We literally just this past episode had a conversation in which we learned that Vox Machina is not aware that if you’re powerful enough, you can resurrect the dead without a body. And of course they’re not aware of it, it’s never come up and requires someone to be incredibly powerful. 9th level spells are obscene. Do you realize that Delilah Briarwood was high enough level to cast 9th level spells, but she didn’t know any because A. they’re rare and B. her using any of them would have been a damn TPK on the party at the time?

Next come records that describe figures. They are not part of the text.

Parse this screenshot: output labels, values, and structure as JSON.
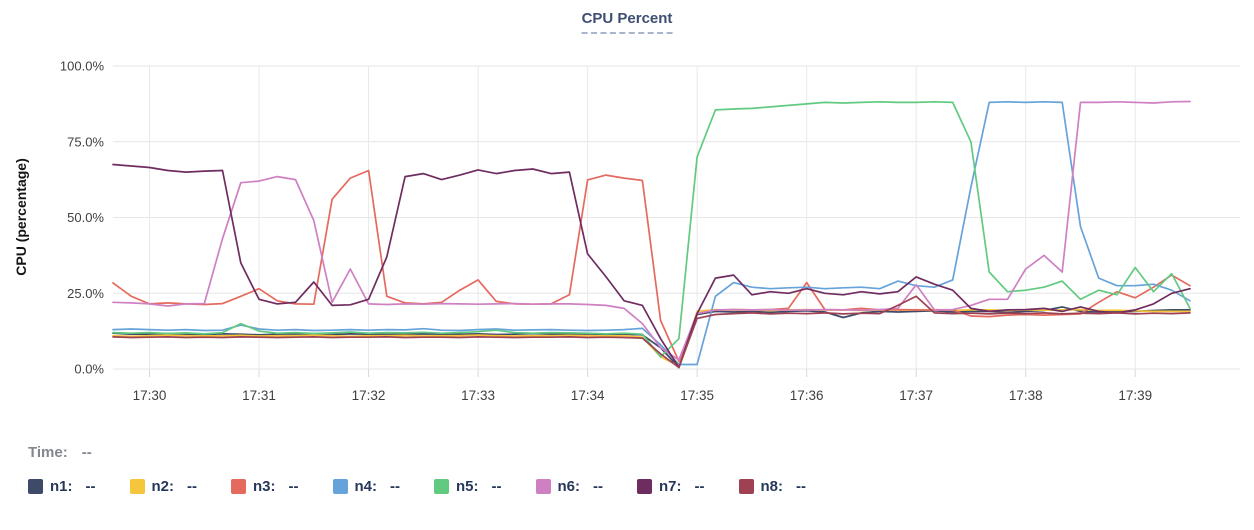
{
  "header": {
    "title": "CPU Percent"
  },
  "axes": {
    "y_title": "CPU (percentage)",
    "y_ticks": [
      "0.0%",
      "25.0%",
      "50.0%",
      "75.0%",
      "100.0%"
    ],
    "x_ticks": [
      "17:30",
      "17:31",
      "17:32",
      "17:33",
      "17:34",
      "17:35",
      "17:36",
      "17:37",
      "17:38",
      "17:39"
    ]
  },
  "footer": {
    "time_label": "Time:",
    "time_value": "--"
  },
  "chart_data": {
    "type": "line",
    "title": "CPU Percent",
    "xlabel": "",
    "ylabel": "CPU (percentage)",
    "ylim": [
      0,
      100
    ],
    "grid": true,
    "legend_position": "bottom",
    "y_tick_values": [
      0,
      25,
      50,
      75,
      100
    ],
    "y_tick_labels": [
      "0.0%",
      "25.0%",
      "50.0%",
      "75.0%",
      "100.0%"
    ],
    "x_tick_labels": [
      "17:30",
      "17:31",
      "17:32",
      "17:33",
      "17:34",
      "17:35",
      "17:36",
      "17:37",
      "17:38",
      "17:39"
    ],
    "start_time": "17:29:40",
    "sample_interval_seconds": 10,
    "series": [
      {
        "name": "n1",
        "legend_label": "n1:",
        "legend_value": "--",
        "color": "#3e4a68",
        "values": [
          11.8,
          11.5,
          11.5,
          11.7,
          11.5,
          11.4,
          11.6,
          11.5,
          11.3,
          11.5,
          11.6,
          11.5,
          11.4,
          11.6,
          11.5,
          11.4,
          11.5,
          11.6,
          11.5,
          11.5,
          11.6,
          11.4,
          11.5,
          11.7,
          11.5,
          11.5,
          11.6,
          11.4,
          11.5,
          11.3,
          7,
          0.5,
          18,
          19,
          18.8,
          19,
          18.7,
          19,
          19.2,
          18.8,
          17,
          18.5,
          19,
          18.8,
          19,
          19.2,
          18.8,
          19,
          19,
          18.7,
          19,
          19.3,
          20.5,
          19,
          18.8,
          19,
          19,
          19.3,
          19.5,
          19.5
        ]
      },
      {
        "name": "n2",
        "legend_label": "n2:",
        "legend_value": "--",
        "color": "#f5c63c",
        "values": [
          11,
          10.8,
          11,
          11.2,
          11,
          10.9,
          11,
          11.1,
          10.9,
          11,
          11,
          11.2,
          11,
          10.8,
          11,
          11,
          11.1,
          10.9,
          11,
          11,
          11.2,
          11,
          10.9,
          11,
          11,
          11.1,
          11,
          10.9,
          11,
          10.5,
          4,
          1,
          19,
          19.6,
          19.4,
          19.5,
          19.3,
          19.5,
          19.6,
          19.4,
          19.5,
          19.3,
          19.5,
          19.4,
          19.5,
          19.6,
          19.4,
          19.5,
          19.5,
          19.3,
          19.5,
          19.4,
          19.5,
          19.6,
          19.3,
          19.4,
          19.2,
          19,
          19,
          19
        ]
      },
      {
        "name": "n3",
        "legend_label": "n3:",
        "legend_value": "--",
        "color": "#e56a5e",
        "values": [
          28.4,
          24,
          21.5,
          21.8,
          21.5,
          21.3,
          21.6,
          24,
          26.5,
          22.5,
          21.5,
          21.4,
          56,
          63,
          65.5,
          24,
          21.8,
          21.5,
          22,
          26,
          29.4,
          22.3,
          21.5,
          21.4,
          21.5,
          24.5,
          62.4,
          64,
          63,
          62.2,
          16,
          2.5,
          18.3,
          19.4,
          19.6,
          19.5,
          19.6,
          20,
          28.5,
          19.6,
          19.5,
          20,
          19.5,
          19.6,
          19.5,
          19.4,
          19.5,
          17.5,
          17.3,
          17.8,
          18,
          17.8,
          18,
          18.2,
          22,
          25.5,
          23.5,
          27,
          31,
          27.5
        ]
      },
      {
        "name": "n4",
        "legend_label": "n4:",
        "legend_value": "--",
        "color": "#66a3da",
        "values": [
          13,
          13.2,
          13,
          12.8,
          13,
          12.7,
          12.8,
          14.5,
          13.2,
          12.8,
          13,
          12.7,
          12.8,
          13,
          12.8,
          13,
          12.9,
          13.3,
          12.8,
          12.7,
          13,
          13.2,
          12.8,
          12.9,
          13,
          12.8,
          12.7,
          12.8,
          13,
          13.4,
          8,
          1.5,
          1.5,
          24,
          28.5,
          27,
          26.5,
          26.8,
          27,
          26.5,
          26.8,
          27,
          26.5,
          29,
          27.5,
          27,
          29.4,
          60,
          88,
          88.2,
          88,
          88.2,
          88,
          47,
          30,
          27.5,
          27.5,
          28,
          26,
          22.5
        ]
      },
      {
        "name": "n5",
        "legend_label": "n5:",
        "legend_value": "--",
        "color": "#62ca80",
        "values": [
          12,
          11.8,
          12,
          11.7,
          11.9,
          11.6,
          12,
          15,
          12.5,
          11.8,
          12,
          11.7,
          11.9,
          12.2,
          11.8,
          12,
          11.9,
          12.1,
          11.8,
          12,
          12.3,
          12.8,
          12,
          11.8,
          12,
          11.9,
          11.8,
          11.6,
          11.8,
          11.5,
          4,
          10,
          70,
          85.5,
          85.8,
          86,
          86.5,
          87,
          87.5,
          88,
          87.8,
          88,
          88.2,
          88,
          88,
          88.2,
          88,
          75,
          32,
          25.5,
          26,
          27,
          29,
          23,
          26,
          24.5,
          33.5,
          25.5,
          31.5,
          20
        ]
      },
      {
        "name": "n6",
        "legend_label": "n6:",
        "legend_value": "--",
        "color": "#cf80c3",
        "values": [
          22,
          21.8,
          21.5,
          20.8,
          21.5,
          21.6,
          43,
          61.5,
          62,
          63.5,
          62.5,
          49,
          22,
          33,
          21.5,
          21.3,
          21.5,
          21.4,
          21.6,
          21.5,
          21.4,
          21.5,
          21.6,
          21.4,
          21.5,
          21.5,
          21.3,
          21,
          20,
          15,
          7,
          3,
          18.3,
          19.5,
          19.6,
          19.5,
          19.6,
          19.4,
          19.5,
          19.6,
          19.5,
          19.4,
          19.6,
          20,
          27.8,
          19.5,
          19.6,
          21,
          23,
          23,
          33,
          37.5,
          32,
          88,
          88,
          88.2,
          88,
          87.8,
          88.2,
          88.3
        ]
      },
      {
        "name": "n7",
        "legend_label": "n7:",
        "legend_value": "--",
        "color": "#6f2c60",
        "values": [
          67.5,
          67,
          66.5,
          65.5,
          65,
          65.3,
          65.5,
          35,
          23,
          21.5,
          22,
          28.7,
          21,
          21.2,
          23,
          37,
          63.5,
          64.5,
          62.5,
          64,
          65.7,
          64.5,
          65.5,
          66,
          64.5,
          65,
          38,
          30.5,
          22.5,
          21,
          10,
          0.5,
          18.3,
          30,
          31,
          24.5,
          25.5,
          25,
          26.5,
          25,
          24.5,
          25.5,
          24.8,
          25.5,
          30.4,
          28,
          26,
          20,
          19,
          19.5,
          19.6,
          20,
          19,
          20.5,
          19,
          18.5,
          19.5,
          21.5,
          25,
          26.5
        ]
      },
      {
        "name": "n8",
        "legend_label": "n8:",
        "legend_value": "--",
        "color": "#9e4253",
        "values": [
          10.6,
          10.4,
          10.5,
          10.6,
          10.4,
          10.5,
          10.4,
          10.6,
          10.5,
          10.4,
          10.5,
          10.6,
          10.4,
          10.5,
          10.5,
          10.6,
          10.4,
          10.5,
          10.5,
          10.4,
          10.6,
          10.5,
          10.4,
          10.5,
          10.5,
          10.6,
          10.4,
          10.5,
          10.4,
          10.2,
          5,
          0.5,
          16.7,
          18,
          18.3,
          18.5,
          18.2,
          18.4,
          18.3,
          18.5,
          18.2,
          18.4,
          18.3,
          21,
          24,
          18.5,
          18.3,
          18.4,
          18.2,
          18.4,
          18.3,
          18.5,
          18.2,
          18.4,
          18.3,
          18.5,
          18.2,
          18.4,
          18.3,
          18.5
        ]
      }
    ]
  }
}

This is not the players meta-gaming that they can’t bring their tragic backstories back to life. This is an in-character failure of Vox Machina to understand just how truly outrageously powerful they are. It’s the same reason they keep turning to Allura and Gilmore and Kima and Jarrett for help, despite the fact that all of those NPCs are now lower level than they are.

And even still, VM doesn’t yet have the ability to cast True Rez.

But more important than all the rules-based reasons that VM has not and will not try to resurrect their long dead families is this:

In a purely mechanical, rules as written sense, it’s probably possible that that everyone’s dead families could be brought back to life. But this is not a purely mechanical, rules as written world. If it was, there wouldn’t be resurrection rituals to begin with. Matthew invented those to make death more meaningful. This is a world with a story to tell and a narrative to uphold. 

For Tiberius, Vax prayed and meditated and was told by the Raven Queen that Tiberius had moved on and was at peace. This was Matt blatantly hinting that a resurrection ritual would not work. So per the laws of Matthew Mercer, once a spirit has moved on, the dead stay dead.

The de Rolos have been dead for five years. Elaina (Vex and Vax’s mother) has been dead for longer. Scanlan’s mother has been dead for much, much longer. They’ve moved on. There’s no way they haven’t.

And in an out of character sense, this is simply Matt maintaining a cohesive narrative that doesn’t allow a party of demi-god level players to just do whatever the fuck they want and make the campaign spiral wildly out of his control, while still allowing them to be more powerful than 99.5% of the known world of Exandria. 

In an in-universe sense, this is simple logic. Once the dead have gone on to their deserved rest, you can’t reach them anymore. They’re beyond your call. They are no longer in the limbo between life and death and their souls cannot be dragged back.

Which comes right back to the survivor’s guilt that Percy is wrestling with - that Percy, for all the faults and sins he blames himself for, is part of a powerful group that can bring him back to life seemingly without issue, but no one can save the family he lost.